This feature is only available to Completion applications

Evaluate configuration versions with Gantry to:

  1. View a performance report on either the latest production data or data generated by an LLM that meets your specifications
  2. Understand success on a normalized scale of 1 to 5
Example evaluation report

Example evaluation report

An evaluation is a test suite run on your model against data. It allows you to understand model performance at a glance. On the evaluations page, you can either create a new evaluation or access previous ones.

Create an evaluation

To create an evaluation, navigate to the evaluations page and click on New evaluation

In the popup modal, pick model versions to compare, the dataset to compare against, and describe some evaluation criteria that you'd like the evaluation to focus in on.

Choosing versions

This version(s) chosen here will be the version(s) that the test cases are run against. If one version is chosen, you will see the raw results for that version in the evaluation report. If two versions are chosen, you'll be able to see the results of these versions side by side.

Choosing a dataset

When evaluations are run, they can are run against datasets. These datasets can either be autogenerated, uploaded, derived from existing data. A dataset is essentially a list of test cases that your model will be evaluated against.

Autogenerating a dataset

From the New Evaluation modal on the evaluation page, click on the blue stars on the righthand side:

In the Data generator modal, explain what type of data should be generated for each variable, and click generate data.


Writing good descriptions

Good descriptions for the Data generator describe, in as much detail as possible, what kind of data should appear in the input field. For example, say you have an input field called user_name:

  • A suboptimal description might be "The name of the user". This isn't specific enough - is it the first name, last name or both?
  • A good description could be "The first and last name of the user". The model should be able to produce examples like this.
  • A great description might be "The first and last name of the user, in the form LastName, FirstName. Names can be anything, but are most commonly associated with users in the United States." This gives the model a lot of detail to generate data that is specific to your particular use case.

If you like the generated dataset, you can click Create dataset. Otherwise, edit the instructions and regenerate the data.

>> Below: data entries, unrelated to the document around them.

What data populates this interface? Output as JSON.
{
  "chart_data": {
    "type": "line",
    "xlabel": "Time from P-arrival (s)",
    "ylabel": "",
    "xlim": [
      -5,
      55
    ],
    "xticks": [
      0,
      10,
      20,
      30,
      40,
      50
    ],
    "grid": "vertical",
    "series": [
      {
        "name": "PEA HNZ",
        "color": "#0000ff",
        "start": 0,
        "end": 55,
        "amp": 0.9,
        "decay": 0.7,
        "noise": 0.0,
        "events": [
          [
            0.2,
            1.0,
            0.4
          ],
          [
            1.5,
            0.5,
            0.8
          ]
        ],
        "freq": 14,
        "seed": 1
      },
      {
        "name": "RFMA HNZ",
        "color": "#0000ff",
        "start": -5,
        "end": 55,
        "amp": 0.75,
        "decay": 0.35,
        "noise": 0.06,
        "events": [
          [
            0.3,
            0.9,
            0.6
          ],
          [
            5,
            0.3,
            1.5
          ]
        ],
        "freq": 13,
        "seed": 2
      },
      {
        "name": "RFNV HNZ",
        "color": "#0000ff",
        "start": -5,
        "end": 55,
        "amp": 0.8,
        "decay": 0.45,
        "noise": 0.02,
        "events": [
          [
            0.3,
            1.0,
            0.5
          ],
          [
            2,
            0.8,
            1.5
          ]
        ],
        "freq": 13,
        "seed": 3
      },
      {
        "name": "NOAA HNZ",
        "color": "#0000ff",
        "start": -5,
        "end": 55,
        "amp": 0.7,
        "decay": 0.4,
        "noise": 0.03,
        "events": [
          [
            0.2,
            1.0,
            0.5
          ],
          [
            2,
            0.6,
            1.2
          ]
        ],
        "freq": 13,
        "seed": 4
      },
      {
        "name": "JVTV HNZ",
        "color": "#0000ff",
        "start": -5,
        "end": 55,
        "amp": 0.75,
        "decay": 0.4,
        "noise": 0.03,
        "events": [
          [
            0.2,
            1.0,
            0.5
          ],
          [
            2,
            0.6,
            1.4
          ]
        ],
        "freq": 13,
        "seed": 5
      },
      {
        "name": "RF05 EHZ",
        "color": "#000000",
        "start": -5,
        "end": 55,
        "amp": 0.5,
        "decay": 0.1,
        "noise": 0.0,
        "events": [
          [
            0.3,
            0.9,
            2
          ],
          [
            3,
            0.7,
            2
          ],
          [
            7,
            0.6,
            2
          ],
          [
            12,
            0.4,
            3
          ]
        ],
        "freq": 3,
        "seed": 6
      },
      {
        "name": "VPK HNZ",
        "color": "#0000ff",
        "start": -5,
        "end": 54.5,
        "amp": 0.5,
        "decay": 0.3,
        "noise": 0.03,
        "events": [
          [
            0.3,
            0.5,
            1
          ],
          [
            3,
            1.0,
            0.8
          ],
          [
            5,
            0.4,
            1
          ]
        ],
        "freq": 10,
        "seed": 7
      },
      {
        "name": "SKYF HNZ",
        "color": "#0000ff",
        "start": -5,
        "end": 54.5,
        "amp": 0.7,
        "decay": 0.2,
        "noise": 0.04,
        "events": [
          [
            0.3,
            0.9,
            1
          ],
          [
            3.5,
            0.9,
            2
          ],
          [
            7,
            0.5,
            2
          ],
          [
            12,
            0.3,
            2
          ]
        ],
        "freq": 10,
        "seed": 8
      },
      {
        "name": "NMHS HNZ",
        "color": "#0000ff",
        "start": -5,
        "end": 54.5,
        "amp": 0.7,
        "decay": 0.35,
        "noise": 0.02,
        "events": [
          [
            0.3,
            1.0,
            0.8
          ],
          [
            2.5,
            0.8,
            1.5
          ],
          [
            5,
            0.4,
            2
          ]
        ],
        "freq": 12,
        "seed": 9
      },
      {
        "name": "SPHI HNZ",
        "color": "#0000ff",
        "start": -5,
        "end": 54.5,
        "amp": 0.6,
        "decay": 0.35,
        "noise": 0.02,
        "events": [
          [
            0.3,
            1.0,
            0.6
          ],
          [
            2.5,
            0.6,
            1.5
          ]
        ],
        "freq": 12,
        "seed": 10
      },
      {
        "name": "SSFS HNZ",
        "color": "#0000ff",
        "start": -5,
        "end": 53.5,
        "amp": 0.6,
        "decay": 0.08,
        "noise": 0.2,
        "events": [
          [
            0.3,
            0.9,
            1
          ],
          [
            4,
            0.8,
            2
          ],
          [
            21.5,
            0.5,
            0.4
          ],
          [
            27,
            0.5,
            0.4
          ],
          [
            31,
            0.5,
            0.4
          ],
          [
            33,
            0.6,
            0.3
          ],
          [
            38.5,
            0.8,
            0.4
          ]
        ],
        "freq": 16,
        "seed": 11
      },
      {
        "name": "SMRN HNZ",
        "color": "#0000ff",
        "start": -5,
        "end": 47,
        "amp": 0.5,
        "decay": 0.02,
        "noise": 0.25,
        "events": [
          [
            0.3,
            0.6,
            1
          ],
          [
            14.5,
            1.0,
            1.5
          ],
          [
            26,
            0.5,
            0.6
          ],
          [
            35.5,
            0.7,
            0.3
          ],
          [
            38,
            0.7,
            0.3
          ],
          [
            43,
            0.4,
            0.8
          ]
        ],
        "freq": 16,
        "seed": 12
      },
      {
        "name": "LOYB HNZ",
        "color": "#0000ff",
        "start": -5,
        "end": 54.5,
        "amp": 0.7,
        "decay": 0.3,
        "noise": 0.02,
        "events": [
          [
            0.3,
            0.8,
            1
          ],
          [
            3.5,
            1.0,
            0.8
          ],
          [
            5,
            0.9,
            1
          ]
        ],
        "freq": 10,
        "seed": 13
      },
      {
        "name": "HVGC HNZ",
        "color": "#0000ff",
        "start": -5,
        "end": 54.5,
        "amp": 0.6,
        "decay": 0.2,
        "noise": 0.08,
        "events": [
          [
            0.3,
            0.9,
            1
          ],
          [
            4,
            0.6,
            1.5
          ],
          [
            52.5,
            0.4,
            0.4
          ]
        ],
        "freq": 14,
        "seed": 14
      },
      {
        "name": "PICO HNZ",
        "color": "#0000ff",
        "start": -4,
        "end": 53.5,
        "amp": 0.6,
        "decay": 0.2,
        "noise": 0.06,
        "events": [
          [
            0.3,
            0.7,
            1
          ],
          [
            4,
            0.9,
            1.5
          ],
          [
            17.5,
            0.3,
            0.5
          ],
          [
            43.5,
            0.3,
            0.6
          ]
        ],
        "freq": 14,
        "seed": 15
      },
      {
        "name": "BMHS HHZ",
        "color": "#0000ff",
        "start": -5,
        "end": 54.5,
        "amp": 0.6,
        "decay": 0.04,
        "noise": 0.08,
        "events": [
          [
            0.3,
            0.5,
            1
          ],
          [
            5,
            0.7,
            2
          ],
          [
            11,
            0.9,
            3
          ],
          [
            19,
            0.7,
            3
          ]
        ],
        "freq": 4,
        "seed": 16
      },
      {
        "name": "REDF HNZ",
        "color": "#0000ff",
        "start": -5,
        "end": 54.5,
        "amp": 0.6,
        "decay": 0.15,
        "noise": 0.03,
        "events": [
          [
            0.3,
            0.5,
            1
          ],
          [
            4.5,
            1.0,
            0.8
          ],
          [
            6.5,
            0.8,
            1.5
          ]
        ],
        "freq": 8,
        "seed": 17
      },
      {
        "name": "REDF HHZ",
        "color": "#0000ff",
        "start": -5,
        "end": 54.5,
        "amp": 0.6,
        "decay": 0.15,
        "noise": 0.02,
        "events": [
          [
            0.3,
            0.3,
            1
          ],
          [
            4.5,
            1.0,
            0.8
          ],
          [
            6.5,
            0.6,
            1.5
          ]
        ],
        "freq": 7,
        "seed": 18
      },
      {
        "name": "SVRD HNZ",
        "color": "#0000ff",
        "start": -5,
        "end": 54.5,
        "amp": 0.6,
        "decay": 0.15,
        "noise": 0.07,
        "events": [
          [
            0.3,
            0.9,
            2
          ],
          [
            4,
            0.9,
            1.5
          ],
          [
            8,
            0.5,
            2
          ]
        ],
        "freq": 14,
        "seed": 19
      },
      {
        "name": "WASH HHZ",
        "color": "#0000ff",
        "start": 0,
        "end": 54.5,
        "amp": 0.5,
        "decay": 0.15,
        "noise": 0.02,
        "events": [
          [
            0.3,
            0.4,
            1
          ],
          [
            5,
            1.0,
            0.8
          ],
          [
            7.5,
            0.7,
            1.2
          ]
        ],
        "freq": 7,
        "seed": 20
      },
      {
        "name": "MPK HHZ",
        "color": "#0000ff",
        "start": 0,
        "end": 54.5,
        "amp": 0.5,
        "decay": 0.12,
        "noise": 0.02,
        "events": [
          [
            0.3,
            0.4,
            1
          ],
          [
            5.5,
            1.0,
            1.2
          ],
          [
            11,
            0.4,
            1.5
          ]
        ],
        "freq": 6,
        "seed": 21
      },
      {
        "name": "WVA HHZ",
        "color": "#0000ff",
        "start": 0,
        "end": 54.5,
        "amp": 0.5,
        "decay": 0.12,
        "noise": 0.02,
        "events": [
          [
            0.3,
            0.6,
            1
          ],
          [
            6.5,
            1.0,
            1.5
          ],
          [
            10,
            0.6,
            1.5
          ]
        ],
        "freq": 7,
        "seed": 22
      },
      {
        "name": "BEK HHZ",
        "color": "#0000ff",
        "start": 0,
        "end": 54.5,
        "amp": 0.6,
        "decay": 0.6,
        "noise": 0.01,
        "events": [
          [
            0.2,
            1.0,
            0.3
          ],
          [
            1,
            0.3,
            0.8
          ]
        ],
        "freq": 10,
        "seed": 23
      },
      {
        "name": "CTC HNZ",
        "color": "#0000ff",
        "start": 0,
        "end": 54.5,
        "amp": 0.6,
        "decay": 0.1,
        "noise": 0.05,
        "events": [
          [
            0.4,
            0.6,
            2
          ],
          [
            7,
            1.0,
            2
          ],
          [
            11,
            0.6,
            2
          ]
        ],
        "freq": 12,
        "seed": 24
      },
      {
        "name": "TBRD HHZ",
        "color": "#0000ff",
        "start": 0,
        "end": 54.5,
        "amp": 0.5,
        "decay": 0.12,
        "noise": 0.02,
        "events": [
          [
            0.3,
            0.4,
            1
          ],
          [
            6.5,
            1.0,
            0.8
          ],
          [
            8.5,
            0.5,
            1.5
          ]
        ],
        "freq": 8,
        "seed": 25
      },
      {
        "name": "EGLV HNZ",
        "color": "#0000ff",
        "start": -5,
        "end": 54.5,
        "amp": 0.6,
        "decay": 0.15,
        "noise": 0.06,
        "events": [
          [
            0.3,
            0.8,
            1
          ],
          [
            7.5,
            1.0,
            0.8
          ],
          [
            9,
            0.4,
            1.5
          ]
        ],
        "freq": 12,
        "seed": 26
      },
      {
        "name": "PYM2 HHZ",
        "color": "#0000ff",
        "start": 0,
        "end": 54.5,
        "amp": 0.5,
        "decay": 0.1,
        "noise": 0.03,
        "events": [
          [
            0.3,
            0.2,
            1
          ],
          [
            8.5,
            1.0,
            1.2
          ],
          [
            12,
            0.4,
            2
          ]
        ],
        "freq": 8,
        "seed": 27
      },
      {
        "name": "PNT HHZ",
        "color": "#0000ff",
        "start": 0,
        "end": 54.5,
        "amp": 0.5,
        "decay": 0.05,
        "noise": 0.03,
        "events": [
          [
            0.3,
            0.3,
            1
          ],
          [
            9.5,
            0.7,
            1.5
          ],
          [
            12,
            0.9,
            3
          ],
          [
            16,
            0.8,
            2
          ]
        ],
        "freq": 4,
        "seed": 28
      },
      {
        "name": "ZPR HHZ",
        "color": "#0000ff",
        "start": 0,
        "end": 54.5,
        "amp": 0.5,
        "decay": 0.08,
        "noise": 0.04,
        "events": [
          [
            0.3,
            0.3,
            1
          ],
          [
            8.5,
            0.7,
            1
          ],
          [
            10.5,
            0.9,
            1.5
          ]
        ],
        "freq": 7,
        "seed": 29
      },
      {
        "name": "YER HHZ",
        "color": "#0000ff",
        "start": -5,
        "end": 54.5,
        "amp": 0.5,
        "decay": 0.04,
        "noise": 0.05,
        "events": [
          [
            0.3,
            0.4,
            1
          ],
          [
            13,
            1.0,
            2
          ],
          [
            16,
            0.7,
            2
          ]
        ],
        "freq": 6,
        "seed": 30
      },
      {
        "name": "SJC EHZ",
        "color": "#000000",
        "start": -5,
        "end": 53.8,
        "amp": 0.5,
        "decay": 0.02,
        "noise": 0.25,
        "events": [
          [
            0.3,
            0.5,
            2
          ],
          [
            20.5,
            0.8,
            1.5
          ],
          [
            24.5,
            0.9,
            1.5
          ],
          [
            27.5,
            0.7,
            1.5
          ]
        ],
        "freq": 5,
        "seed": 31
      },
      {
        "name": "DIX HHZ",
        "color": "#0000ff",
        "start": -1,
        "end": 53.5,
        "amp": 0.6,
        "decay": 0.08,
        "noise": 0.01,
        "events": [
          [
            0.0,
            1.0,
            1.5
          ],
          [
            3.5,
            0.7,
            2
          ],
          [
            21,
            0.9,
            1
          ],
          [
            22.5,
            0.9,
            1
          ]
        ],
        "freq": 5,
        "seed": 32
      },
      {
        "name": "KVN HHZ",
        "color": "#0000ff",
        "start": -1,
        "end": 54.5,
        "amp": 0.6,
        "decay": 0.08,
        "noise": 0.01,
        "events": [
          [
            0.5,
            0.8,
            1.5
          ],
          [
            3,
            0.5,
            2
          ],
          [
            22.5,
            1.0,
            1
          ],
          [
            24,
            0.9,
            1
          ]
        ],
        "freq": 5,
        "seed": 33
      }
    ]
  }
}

Manually curating a dataset

Datasets can also be generated manually from points of interest. To generate a dataset manually, go to the Workspaces page and filter for the data you're interested in. In the data table, select the rows that you'd like to be in your dataset and click Add to dataset. You can either add these records to a new dataset or append them to an existing one.

Uploading a CSV as a dataset

To use an uploaded dataset for evaluations, Gantry has to know how to map the CSV columns to variables specified in a prompt. To do this, name your specified columns with the following format: inputs.prompt_values.<prompt_variable>. For example, if your version has a prompt variable user_input, then Gantry will look for the inputs.prompt_values.user_input column.

Determining evaluation criteria

When you run an evaluation, Gantry generates outputs for the chosen versions, and then evaluates them using specified evaluation criteria. These criteria could be either:

  1. Free form text. Gantry will run your descriptions of what the output should be through a LLM model to determine the score. In this case, since your evaluation criteria are being interpreted by an LLM, it helps to be as specific as possible about how you want them to work.
  2. A python function. This can be specified via a custom projection.

When evaluating the output, Gantry will rate it in one of two ways:

  1. A score between 1 and 5.
  2. True, False, or Unsure

Gantry provides some default evaluation functions that can be used to evaluate your model:

If none of the built in functions meet your needs, you can customize the criteria to your liking:

Understand the evaluation report

The evaluation report is a high level summary of how the model configurations(s) did against the dataset, based on the criteria. From the bottom of the evaluation report page, you can choose to deploy your configuration.

The first part of the evaluation report details the performance breakdown. At a glance, this is the most top-level summary Gantry provides regarding which model was better. The bar chart below shows how many examples from each model got which rating. The chart under that shows the examples individually. To understand why an example got a certain rating, hover over the result.